More specifically, we're glad he's making a connection between the grants and loans the nation gives students to go to college and the college they choose.
On July 19 we editorialized that since the federal government is indirectly subsidizing these schools through the grants and loans it gives their students, it should use that as leverage to bring those prices down. Some colleges contain their costs, like our own Paul Smith's and, of course, North Country Community College. But others spend lavishly on things like presidential salaries, buildings and sports teams while driving their tuition up and adding to their students' debt.
Many of these schools are run by states, which should control their own affairs. The rest are private and should be free to do that kind of thing - but with the taxpayers' money?

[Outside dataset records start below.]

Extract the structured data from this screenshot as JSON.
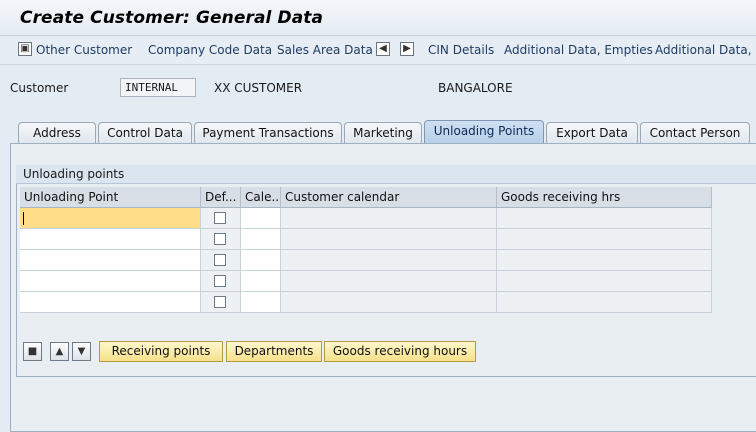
{
  "window": {
    "title": "Create Customer: General Data"
  },
  "toolbar": {
    "items": [
      {
        "label": "Other Customer",
        "icon": "other-customer-icon"
      },
      {
        "label": "Company Code Data"
      },
      {
        "label": "Sales Area Data"
      },
      {
        "icon": "previous-screen-icon"
      },
      {
        "icon": "next-screen-icon"
      },
      {
        "label": "CIN Details"
      },
      {
        "label": "Additional Data, Empties"
      },
      {
        "label": "Additional Data, DS"
      }
    ]
  },
  "header": {
    "customer_label": "Customer",
    "customer_number": "INTERNAL",
    "customer_name": "XX CUSTOMER",
    "city": "BANGALORE"
  },
  "tabs": [
    {
      "label": "Address"
    },
    {
      "label": "Control Data"
    },
    {
      "label": "Payment Transactions"
    },
    {
      "label": "Marketing"
    },
    {
      "label": "Unloading Points",
      "active": true
    },
    {
      "label": "Export Data"
    },
    {
      "label": "Contact Person"
    }
  ],
  "unloading": {
    "group_title": "Unloading points",
    "columns": [
      "Unloading Point",
      "Def...",
      "Cale...",
      "Customer calendar",
      "Goods receiving hrs"
    ],
    "rows": [
      {
        "point": "",
        "default": false,
        "calendar": "",
        "customer_calendar": "",
        "goods_hrs": ""
      },
      {
        "point": "",
        "default": false,
        "calendar": "",
        "customer_calendar": "",
        "goods_hrs": ""
      },
      {
        "point": "",
        "default": false,
        "calendar": "",
        "customer_calendar": "",
        "goods_hrs": ""
      },
      {
        "point": "",
        "default": false,
        "calendar": "",
        "customer_calendar": "",
        "goods_hrs": ""
      },
      {
        "point": "",
        "default": false,
        "calendar": "",
        "customer_calendar": "",
        "goods_hrs": ""
      }
    ]
  },
  "actions": {
    "icons": [
      "delete-row-icon",
      "insert-row-icon",
      "filter-icon"
    ],
    "receiving_points": "Receiving points",
    "departments": "Departments",
    "goods_receiving_hours": "Goods receiving hours"
  },
  "colors": {
    "active_tab": "#b7cfe8",
    "selected_cell": "#ffdd88",
    "action_button": "#f6e08a"
  }
}
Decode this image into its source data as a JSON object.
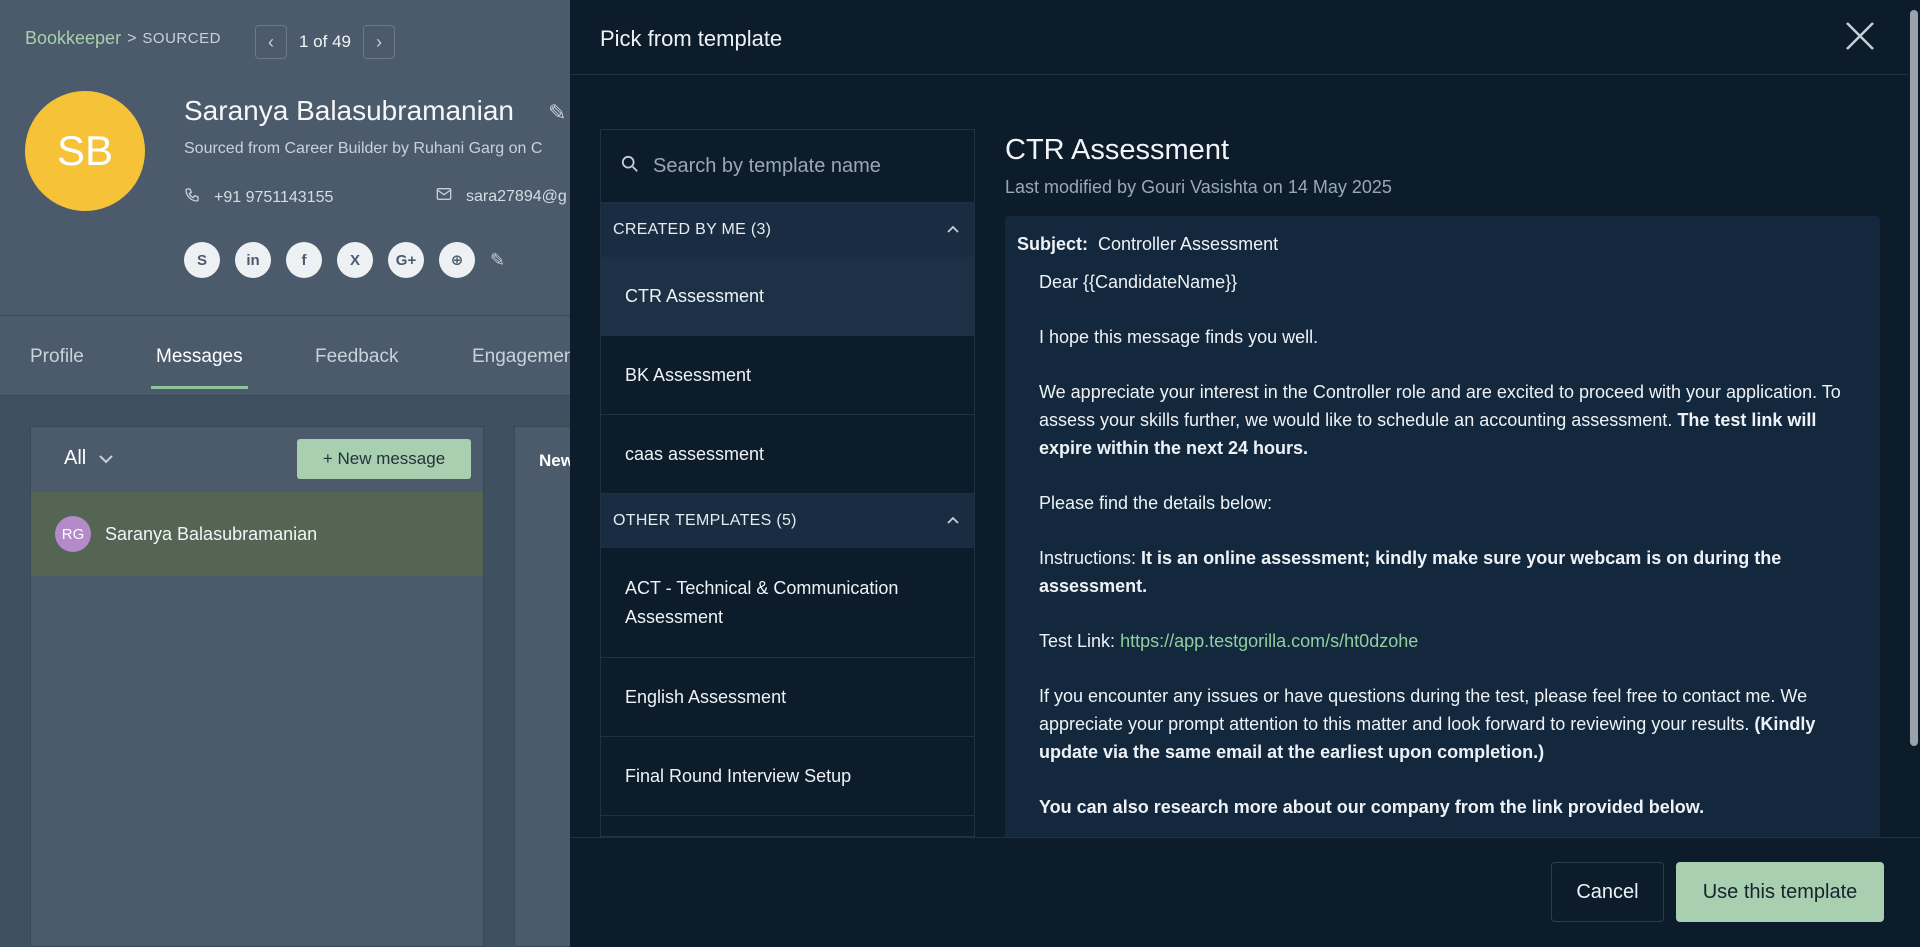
{
  "background": {
    "breadcrumb": {
      "job": "Bookkeeper",
      "separator": ">",
      "stage": "SOURCED"
    },
    "pager": {
      "prev": "‹",
      "text": "1 of 49",
      "next": "›"
    },
    "candidate": {
      "initials": "SB",
      "name": "Saranya Balasubramanian",
      "source": "Sourced from Career Builder by Ruhani Garg on C",
      "phone": "+91 9751143155",
      "email": "sara27894@g",
      "avatar_color": "#f6c338"
    },
    "socials": [
      "S",
      "in",
      "f",
      "X",
      "G+",
      "⊕"
    ],
    "tabs": [
      "Profile",
      "Messages",
      "Feedback",
      "Engagemen"
    ],
    "messages": {
      "filter": "All",
      "new_button": "+ New message",
      "thread": {
        "initials": "RG",
        "name": "Saranya Balasubramanian"
      },
      "conv_label": "New"
    }
  },
  "modal": {
    "title": "Pick from template",
    "search_placeholder": "Search by template name",
    "groups": [
      {
        "label": "CREATED BY ME (3)",
        "items": [
          "CTR Assessment",
          "BK Assessment",
          "caas assessment"
        ]
      },
      {
        "label": "OTHER TEMPLATES (5)",
        "items": [
          "ACT - Technical & Communication Assessment",
          "English Assessment",
          "Final Round Interview Setup"
        ]
      }
    ],
    "preview": {
      "title": "CTR Assessment",
      "meta": "Last modified by Gouri Vasishta on 14 May 2025",
      "subject_label": "Subject:",
      "subject": "Controller Assessment",
      "greeting": "Dear {{CandidateName}}",
      "p1": "I hope this message finds you well.",
      "p2": "We appreciate your interest in the Controller role and are excited to proceed with your application. To assess your skills further, we would like to schedule an accounting assessment.",
      "p2_bold": "The test link will expire within the next 24 hours.",
      "p3": "Please find the details below:",
      "p4_label": "Instructions:",
      "p4_bold": " It is an online assessment; kindly make sure your webcam is on during the assessment.",
      "p5_label": "Test Link:",
      "p5_link": "https://app.testgorilla.com/s/ht0dzohe",
      "p6": "If you encounter any issues or have questions during the test, please feel free to contact me. We appreciate your prompt attention to this matter and look forward to reviewing your results.",
      "p6_bold": "(Kindly update via the same email at the earliest upon completion.)",
      "p7_bold": "You can also research more about our company from the link provided below."
    },
    "cancel": "Cancel",
    "use": "Use this template"
  }
}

We suggested in July that the federal government say, "We won't loan students money to go to any college with tuition higher than X." We also suggested that the government require each school to offer a certain proportion of academic scholarships - serious ones, not just a couple thousand dollars - before issuing student loans there.
Since then we've learned some good news: Private colleges pay much more than we thought to help cover the costs of students who are academically qualified but can't afford the full sticker price. Paul Smith's President John Mills said the percentage of his school's students who receive scholarship or "discount" funding is in the high 80s. That money comes not only from alumni but from the school's operational budget. He said all but the elite colleges do that and that the national average for the "unfunded discount" is 46 percent of tuition.
So our second recommendation wouldn't be as hard to achieve as we thought.
Obama's plan would go further. He would have the Education Department rate colleges on their affordability as well as student success, using data such as graduation and transfer rates, graduates' incomes and how many go on to earn advanced degrees. Then he would tie those ratings to federal aid. Students at better-rated schools could get cheaper loans or bigger grants, while aid might be cut off for schools that aren't controlling costs, delivering quality education or opening their doors wide enough for low- and middle-income students.
We tend to agree with Rep. Bill Owens that the rating system would create unnecessary bureaucracy. It would also impose a "competency-based learning" curriculum on universities that, while perhaps beneficial, should come about organically.
It makes sense, though, that the American taxpayers get more assurance that their money that goes to universities - especially private ones - isn't wasted. That could, however, happen more simply than the way the president suggests.
This is a uniquely American situation. Many other countries, such as Canada, give more of their tax dollars to higher education to keep tuition more affordable for everyone. In the U.S., we tend to have higher prices and more aid to fill the gaps for those who need it. It's similar with health care.
Our nation also has an unbelievable number of colleges - more than 3,000 private and 1,650 public, numbers that are steadily growing. One would think this fierce competition would lead to lower tuition prices. Rather, in the 25 years from 1987 to 2012, it doubled for private colleges and tripled for public ones, according to College Board statistics (obtained via Bloomberg).
Public universities are supposed to be the affordable option, but they're less so now. States' monetary support for its colleges fell 26 percent over the last two decades, Daniel Luzer wrote in Washington Monthly (April 13, 2012).
Perhaps states meant to pressure their colleges to be more efficient, and maybe that's happened somewhat. But what's also happened is tuition hikes.
As a result, student debt has grown, and as a result of that, federal student aid has grown, too - but not as fast.
States really need to step it up on education.
Happily, some problems will work themselves out without government intervention. Amid the last five years' down economy, with so many college graduates unemployed, students have more people warning them to major in something with good job prospects. Also, costs might drop as more education is available online. And the competency-based learning revolution that PSC President Mills loves is probably going to happen, like it or not, because more people are demanding verification that all that tuition money buys actual, measurable learning.
Amid all this, states can help by properly funding education from kindergarten to university, and the U.S. government can help by not paying students to go to the most expensive colleges.